Multiple Choice Questions (2 points each)

  1. For the dataset {10, 20, 30, 40, 50}, the sample variance \(s^2\) is calculated by dividing the sum of squared deviations by:

    Ⓐ 4

    Ⓑ 5

    Ⓒ 25

    \(\sqrt{5}\)

  2. Two datasets have the same mean of 100. Dataset A has \(s = 5\) and Dataset B has \(s = 15\). Which statement is correct?

    Ⓐ Dataset A has more variability

    Ⓑ Dataset B has more variability

    Ⓒ Both datasets have the same variability

    Ⓓ Cannot determine without knowing the ranges

  3. If every observation in a dataset is increased by 25, the standard deviation will:

    Ⓐ Increase by 25

    Ⓑ Increase by 625

    Ⓒ Stay the same

    Ⓓ Decrease by 25

  4. A quality engineer compares two processes.
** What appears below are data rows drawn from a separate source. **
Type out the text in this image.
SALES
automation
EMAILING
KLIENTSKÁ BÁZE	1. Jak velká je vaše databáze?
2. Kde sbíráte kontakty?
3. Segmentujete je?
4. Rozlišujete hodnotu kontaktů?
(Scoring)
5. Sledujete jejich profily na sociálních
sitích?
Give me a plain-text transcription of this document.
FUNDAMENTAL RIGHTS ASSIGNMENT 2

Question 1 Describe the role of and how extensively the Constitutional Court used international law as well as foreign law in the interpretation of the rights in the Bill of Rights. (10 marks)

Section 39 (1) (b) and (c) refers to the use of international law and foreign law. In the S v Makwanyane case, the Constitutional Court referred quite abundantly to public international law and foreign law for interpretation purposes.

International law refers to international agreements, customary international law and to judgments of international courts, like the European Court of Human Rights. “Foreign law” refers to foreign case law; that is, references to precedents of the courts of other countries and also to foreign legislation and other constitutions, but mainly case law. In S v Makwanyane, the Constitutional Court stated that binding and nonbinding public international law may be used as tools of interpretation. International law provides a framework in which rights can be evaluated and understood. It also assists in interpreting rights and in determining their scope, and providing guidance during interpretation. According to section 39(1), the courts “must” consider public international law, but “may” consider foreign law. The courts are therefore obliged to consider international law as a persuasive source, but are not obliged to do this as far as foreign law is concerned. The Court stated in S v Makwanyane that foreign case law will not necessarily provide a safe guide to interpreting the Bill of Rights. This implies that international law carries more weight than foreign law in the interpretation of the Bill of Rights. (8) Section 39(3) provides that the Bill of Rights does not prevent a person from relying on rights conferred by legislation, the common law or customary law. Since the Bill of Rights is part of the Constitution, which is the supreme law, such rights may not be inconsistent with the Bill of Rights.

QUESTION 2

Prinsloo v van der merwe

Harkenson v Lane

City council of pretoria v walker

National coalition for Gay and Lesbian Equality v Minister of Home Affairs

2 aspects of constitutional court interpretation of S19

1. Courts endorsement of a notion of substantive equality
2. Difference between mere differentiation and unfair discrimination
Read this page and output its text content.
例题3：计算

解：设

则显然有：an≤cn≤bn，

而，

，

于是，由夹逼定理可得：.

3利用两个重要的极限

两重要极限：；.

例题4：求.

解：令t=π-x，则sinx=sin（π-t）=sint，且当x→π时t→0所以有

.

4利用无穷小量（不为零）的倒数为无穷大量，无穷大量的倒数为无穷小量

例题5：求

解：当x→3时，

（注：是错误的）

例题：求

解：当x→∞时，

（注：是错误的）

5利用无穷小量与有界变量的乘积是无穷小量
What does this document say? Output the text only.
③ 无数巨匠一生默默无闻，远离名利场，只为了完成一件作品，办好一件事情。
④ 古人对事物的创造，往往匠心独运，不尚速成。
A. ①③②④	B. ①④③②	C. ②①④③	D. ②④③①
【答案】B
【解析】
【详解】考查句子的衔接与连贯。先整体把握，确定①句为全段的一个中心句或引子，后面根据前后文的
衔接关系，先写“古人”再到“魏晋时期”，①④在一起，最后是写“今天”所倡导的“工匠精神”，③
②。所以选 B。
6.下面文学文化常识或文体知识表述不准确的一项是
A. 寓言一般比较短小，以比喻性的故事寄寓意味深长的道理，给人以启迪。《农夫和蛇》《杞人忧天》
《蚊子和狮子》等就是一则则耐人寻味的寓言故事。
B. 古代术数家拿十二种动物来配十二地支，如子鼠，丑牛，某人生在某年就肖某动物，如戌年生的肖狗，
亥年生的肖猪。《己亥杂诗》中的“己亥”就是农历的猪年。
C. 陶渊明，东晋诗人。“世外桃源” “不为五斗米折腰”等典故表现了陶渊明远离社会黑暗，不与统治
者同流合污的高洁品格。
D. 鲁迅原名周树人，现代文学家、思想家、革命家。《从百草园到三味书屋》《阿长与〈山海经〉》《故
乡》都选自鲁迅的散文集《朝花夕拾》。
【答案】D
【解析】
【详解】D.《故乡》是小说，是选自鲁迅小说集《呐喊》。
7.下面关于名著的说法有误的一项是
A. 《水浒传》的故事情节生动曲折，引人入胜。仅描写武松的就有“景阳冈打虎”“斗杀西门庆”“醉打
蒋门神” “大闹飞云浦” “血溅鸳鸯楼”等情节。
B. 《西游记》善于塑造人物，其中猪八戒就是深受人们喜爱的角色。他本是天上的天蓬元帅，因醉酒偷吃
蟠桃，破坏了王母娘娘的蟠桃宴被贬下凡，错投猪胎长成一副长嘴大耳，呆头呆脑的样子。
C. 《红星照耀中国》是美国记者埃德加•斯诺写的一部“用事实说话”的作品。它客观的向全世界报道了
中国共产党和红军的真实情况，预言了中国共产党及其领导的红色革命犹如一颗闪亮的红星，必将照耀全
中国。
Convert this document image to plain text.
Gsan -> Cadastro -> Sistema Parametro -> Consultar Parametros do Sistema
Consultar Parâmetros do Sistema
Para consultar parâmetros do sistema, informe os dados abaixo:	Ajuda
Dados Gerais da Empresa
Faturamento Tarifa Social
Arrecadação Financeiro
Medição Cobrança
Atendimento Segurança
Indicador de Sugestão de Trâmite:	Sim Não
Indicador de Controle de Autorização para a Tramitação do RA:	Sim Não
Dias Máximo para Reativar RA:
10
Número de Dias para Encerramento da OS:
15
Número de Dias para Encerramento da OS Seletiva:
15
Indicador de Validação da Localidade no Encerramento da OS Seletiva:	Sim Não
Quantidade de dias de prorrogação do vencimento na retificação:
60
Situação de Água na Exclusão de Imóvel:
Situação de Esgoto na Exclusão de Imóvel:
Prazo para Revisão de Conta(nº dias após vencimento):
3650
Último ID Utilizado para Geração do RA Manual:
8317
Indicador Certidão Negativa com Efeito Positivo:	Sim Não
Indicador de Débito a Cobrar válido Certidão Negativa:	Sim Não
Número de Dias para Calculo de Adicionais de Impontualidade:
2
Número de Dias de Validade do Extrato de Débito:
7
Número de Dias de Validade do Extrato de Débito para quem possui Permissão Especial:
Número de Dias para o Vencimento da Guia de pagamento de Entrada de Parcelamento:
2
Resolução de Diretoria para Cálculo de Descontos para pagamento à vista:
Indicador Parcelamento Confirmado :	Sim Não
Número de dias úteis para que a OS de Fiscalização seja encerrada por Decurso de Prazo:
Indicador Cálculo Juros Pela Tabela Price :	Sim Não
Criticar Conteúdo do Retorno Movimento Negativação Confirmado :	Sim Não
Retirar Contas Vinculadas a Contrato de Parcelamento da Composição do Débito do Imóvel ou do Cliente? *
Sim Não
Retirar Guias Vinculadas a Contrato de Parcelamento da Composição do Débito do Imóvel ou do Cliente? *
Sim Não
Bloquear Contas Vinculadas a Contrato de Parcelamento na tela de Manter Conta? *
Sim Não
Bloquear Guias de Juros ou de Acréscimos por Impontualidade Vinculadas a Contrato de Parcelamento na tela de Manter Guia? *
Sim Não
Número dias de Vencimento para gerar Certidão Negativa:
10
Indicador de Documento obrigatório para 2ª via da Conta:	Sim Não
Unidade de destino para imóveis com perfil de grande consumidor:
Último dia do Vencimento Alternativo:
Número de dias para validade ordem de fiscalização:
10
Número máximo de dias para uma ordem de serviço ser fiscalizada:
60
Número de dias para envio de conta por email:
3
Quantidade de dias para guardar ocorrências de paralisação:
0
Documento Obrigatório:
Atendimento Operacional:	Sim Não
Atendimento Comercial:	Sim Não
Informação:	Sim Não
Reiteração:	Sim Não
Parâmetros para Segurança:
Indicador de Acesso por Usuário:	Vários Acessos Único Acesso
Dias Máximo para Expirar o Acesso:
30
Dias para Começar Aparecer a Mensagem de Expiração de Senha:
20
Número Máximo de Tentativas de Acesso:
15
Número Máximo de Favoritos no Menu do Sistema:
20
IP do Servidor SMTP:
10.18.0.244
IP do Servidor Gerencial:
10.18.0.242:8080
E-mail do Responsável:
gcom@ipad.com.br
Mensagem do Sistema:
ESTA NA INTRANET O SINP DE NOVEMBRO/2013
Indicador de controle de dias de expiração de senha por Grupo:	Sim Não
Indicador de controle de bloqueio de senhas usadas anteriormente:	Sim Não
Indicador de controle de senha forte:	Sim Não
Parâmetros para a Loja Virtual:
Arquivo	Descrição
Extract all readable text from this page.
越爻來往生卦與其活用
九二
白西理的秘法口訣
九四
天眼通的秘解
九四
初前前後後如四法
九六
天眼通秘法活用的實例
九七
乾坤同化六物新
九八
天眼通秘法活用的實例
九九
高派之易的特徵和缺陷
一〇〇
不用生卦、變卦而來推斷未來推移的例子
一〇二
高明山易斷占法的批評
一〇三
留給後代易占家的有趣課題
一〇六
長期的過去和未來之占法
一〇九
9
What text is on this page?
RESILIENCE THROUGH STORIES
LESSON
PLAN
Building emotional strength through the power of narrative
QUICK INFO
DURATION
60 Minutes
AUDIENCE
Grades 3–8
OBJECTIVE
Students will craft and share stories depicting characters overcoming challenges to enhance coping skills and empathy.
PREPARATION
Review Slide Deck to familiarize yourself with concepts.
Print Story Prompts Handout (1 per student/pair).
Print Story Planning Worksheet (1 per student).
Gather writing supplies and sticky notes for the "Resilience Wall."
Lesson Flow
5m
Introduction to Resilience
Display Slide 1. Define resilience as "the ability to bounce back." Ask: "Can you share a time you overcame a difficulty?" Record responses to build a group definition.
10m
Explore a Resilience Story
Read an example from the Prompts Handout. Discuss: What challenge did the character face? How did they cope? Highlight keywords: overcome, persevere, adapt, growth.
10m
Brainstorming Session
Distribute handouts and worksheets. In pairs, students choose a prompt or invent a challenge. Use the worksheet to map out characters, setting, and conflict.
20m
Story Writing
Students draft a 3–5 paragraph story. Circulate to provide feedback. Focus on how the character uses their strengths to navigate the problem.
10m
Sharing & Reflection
Process X has Range = 10 and \(s = 2\). Process Y has Range = 8 and \(s = 3\). Which process is more consistent?

    Ⓐ Process X (smaller standard deviation indicates more consistency)

    Ⓑ Process Y (smaller range indicates more consistency)

    Ⓒ Both are equally consistent

    Ⓓ Cannot determine without the means

Answers to Practice Problems

True/False Answers:

  1. False — Range only uses the maximum and minimum values, ignoring all observations in between.

  2. True — This is a fundamental property: \(\sum(x_i - \bar{x}) = \sum x_i - n\bar{x} = n\bar{x} - n\bar{x} = 0\).

  3. False — When \(s^2 < 1\), the standard deviation \(s = \sqrt{s^2}\) is actually larger than \(s^2\). For example, if \(s^2 = 0.25\), then \(s = 0.5 > 0.25\).

  4. True — Standard deviation equals zero only when every deviation from the mean is zero, which requires all values to be identical.

  5. False — Multiplying by 2 will quadruple (multiply by 4) the variance. If new values are \(2x_i\), then new variance is \(2^2 s^2 = 4s^2\).

  6. True — Dividing by \(n-1\) makes the sample variance an unbiased estimator of the population variance.

Multiple Choice Answers:

  1. — The sample variance divides by \(n - 1 = 5 - 1 = 4\).

  2. Dataset B has more variability because it has a larger standard deviation (15 > 5). Standard deviation directly measures spread around the mean.

  3. — Adding a constant to all values shifts the data but does not change the spread. The standard deviation stays the same.

  4. Process X is more consistent because it has the smaller standard deviation (2 < 3). Standard deviation is a better measure of consistency than range because it considers all observations, not just the extremes.